After spending the past three years dangling carrots and scouring the globe to lure employees, energy companies may now find themselves in the sticky position of having to potentially lay off employees in coming months, according to recruitment experts who are seeing a rise in the number of out-of-work clients."If the capital expenditures for facilities or those plans are curtailed by the oil and gas companies, then they will not need the support of the (engineering, procurement and construction) firms, the (information technology) firms and the individual consultants, so it will have a direct impact in the first quarter (of 2009)," says Bruce Green, a managing partner with business advisory and career services firm Cenera in Calgary.
"But companies will do their very best to reassign the talent because it took them so long to find (workers)," he adds.

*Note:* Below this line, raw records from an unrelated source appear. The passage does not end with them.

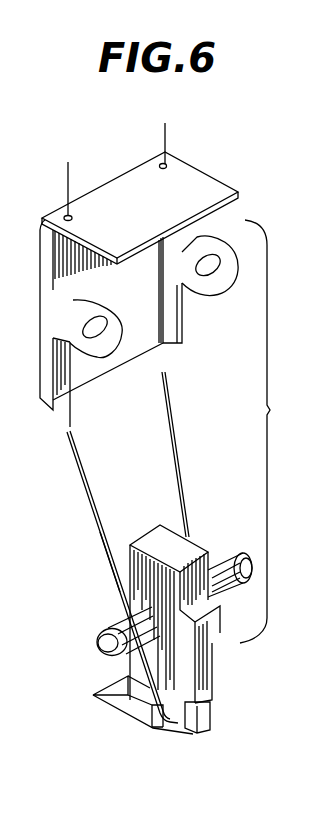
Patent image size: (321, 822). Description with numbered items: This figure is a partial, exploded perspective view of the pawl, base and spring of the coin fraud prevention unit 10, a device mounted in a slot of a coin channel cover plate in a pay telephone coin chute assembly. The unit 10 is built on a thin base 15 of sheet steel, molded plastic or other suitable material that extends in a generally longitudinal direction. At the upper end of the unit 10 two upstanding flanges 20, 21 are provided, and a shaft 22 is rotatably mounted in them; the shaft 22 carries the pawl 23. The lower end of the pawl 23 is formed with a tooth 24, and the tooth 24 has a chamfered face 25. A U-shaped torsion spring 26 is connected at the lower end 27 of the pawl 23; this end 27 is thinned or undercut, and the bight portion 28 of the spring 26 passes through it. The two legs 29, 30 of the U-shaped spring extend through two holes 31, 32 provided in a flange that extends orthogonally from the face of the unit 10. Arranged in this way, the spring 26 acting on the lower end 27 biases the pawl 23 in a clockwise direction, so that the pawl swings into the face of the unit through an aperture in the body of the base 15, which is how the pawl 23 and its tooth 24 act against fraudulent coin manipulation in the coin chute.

The coin fraud prevention unit 10 is at (268, 231).
The base 15 is at (128, 350).
The upstanding flange 20 is at (73, 300).
The upstanding flange 21 is at (195, 243).
The shaft 22 is at (253, 567).
The pawl 23 is at (203, 670).
The tooth 24 is at (120, 707).
The chamfered face 25 is at (112, 678).
The U-shaped torsion spring 26 is at (102, 557).
The lower end of the pawl 27 is at (203, 727).
The bight portion 28 is at (173, 724).
The leg of the spring 29 is at (88, 503).
The leg of the spring 30 is at (179, 450).
The hole 31 is at (66, 216).
The hole 32 is at (163, 163).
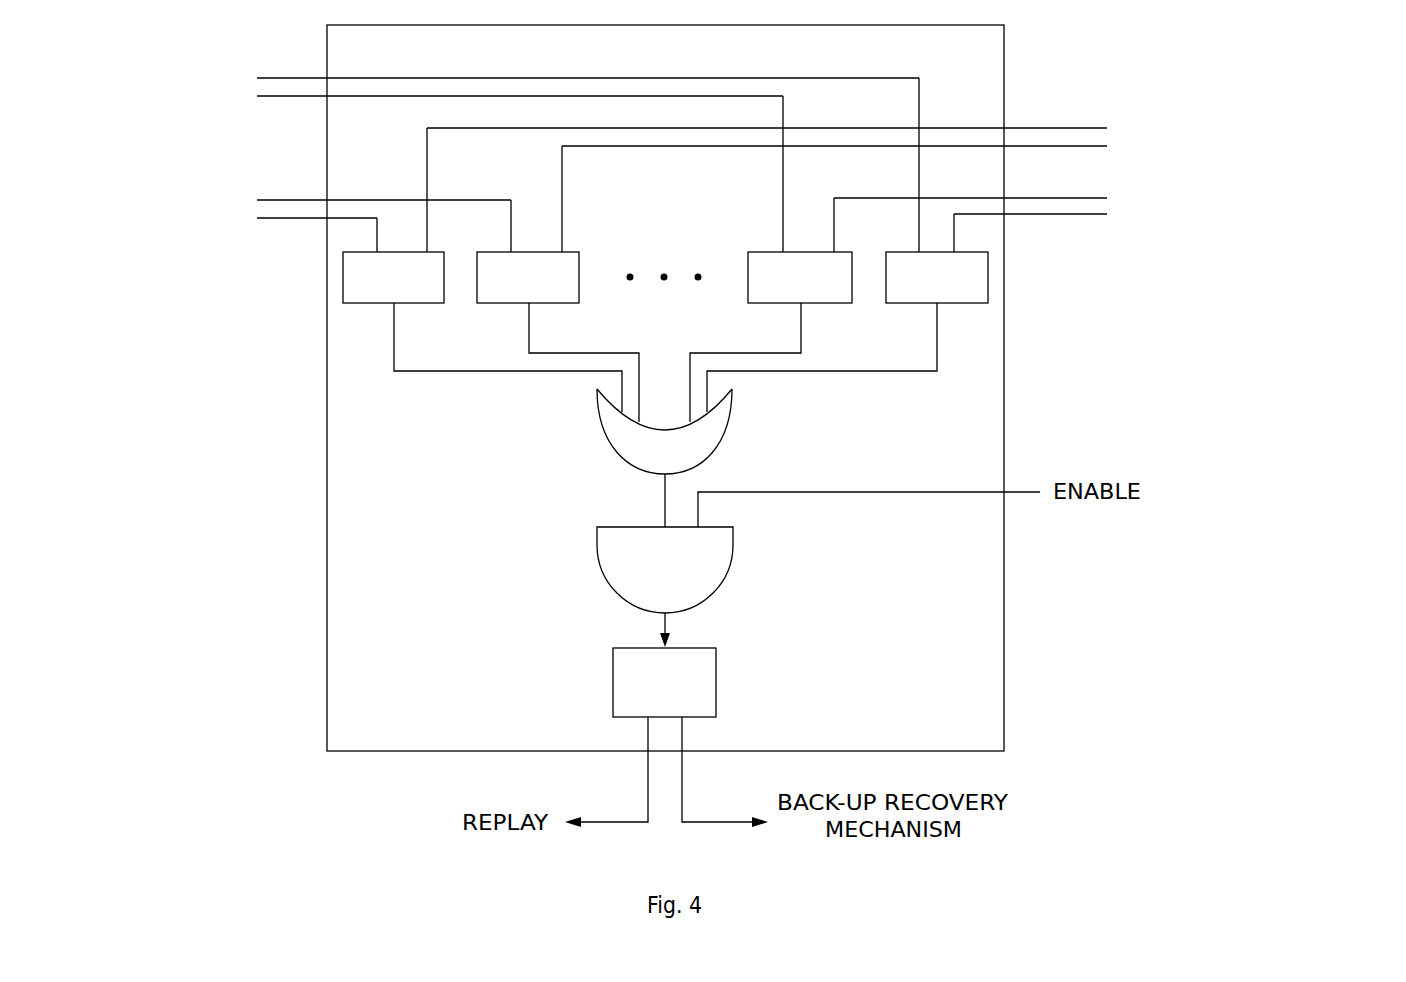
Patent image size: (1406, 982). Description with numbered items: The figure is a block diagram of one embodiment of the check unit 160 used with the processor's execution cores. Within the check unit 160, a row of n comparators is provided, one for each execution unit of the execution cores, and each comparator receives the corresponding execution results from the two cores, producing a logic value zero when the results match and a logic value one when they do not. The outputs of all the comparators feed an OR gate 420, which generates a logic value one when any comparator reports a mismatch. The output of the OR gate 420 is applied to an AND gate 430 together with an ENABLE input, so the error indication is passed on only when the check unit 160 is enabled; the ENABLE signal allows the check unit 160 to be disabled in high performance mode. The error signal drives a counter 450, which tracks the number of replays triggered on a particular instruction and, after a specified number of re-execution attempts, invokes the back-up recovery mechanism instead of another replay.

The check unit 160 is at (665, 388).
The OR gate 420 is at (664, 458).
The AND gate 430 is at (665, 587).
The counter 450 is at (666, 737).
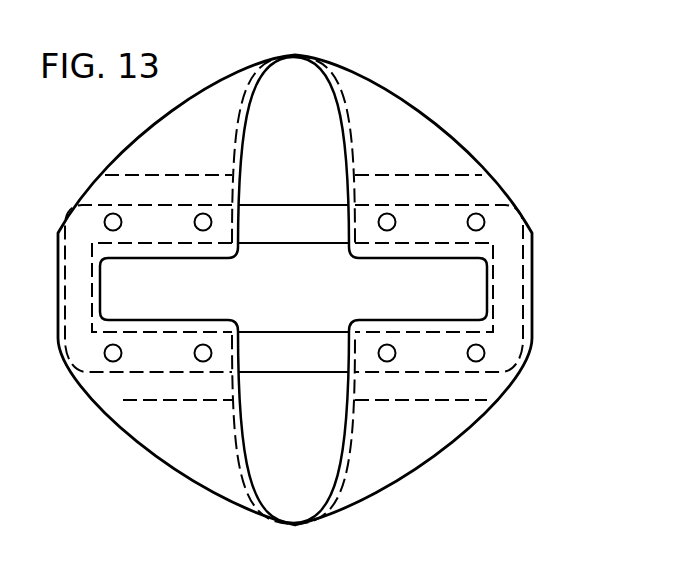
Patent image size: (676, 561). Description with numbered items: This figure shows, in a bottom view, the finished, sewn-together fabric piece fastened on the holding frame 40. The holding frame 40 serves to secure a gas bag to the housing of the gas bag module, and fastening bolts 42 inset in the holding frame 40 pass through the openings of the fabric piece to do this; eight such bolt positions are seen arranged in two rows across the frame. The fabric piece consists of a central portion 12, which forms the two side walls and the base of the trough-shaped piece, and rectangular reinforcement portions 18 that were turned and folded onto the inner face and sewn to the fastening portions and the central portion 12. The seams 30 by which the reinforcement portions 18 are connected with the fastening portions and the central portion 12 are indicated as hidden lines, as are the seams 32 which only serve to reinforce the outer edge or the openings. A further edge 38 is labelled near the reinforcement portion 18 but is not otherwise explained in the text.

The central portion 12 is at (417, 437).
The reinforcement portion 18 is at (473, 194).
The seam 30 is at (132, 173).
The reinforcing seam 32 is at (245, 113).
The right flange 38 is at (430, 177).
The holding frame 40 is at (298, 218).
The fastening bolt 42 is at (484, 225).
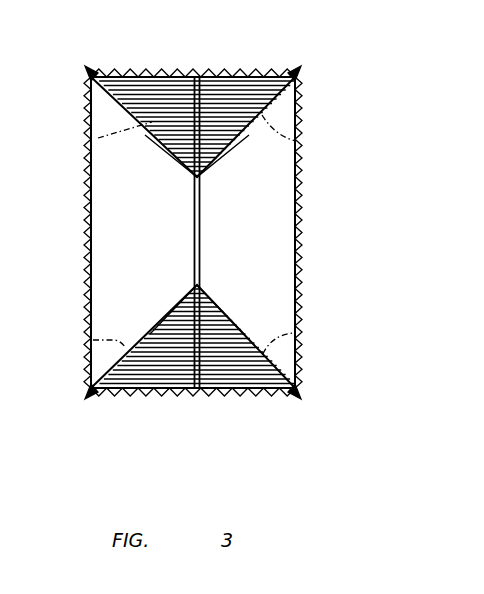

Dealing with the boom-bust cycle of resource commodities is tough. The demand for labor can crash just as suddenly as it spiked. However, attracting talent is expensive. But demographics, not the return of high oil prices, are driving the efforts to retain the human capital currently toiling in places such as Alberta:
The good news is that the downturn in demand could be somewhat offset by the aging population, which led to the labour shortage of recent years. Highly qualified and experienced people are still in strong demand overall, [Green] says.
Concerns about looming talent shortages has returned to the news stream. Boomers retiring, not a possible depression, remains the dominant labor narrative. Regions that can weather the downturn relatively well should cultivate a strong edge in attracting skilled labor.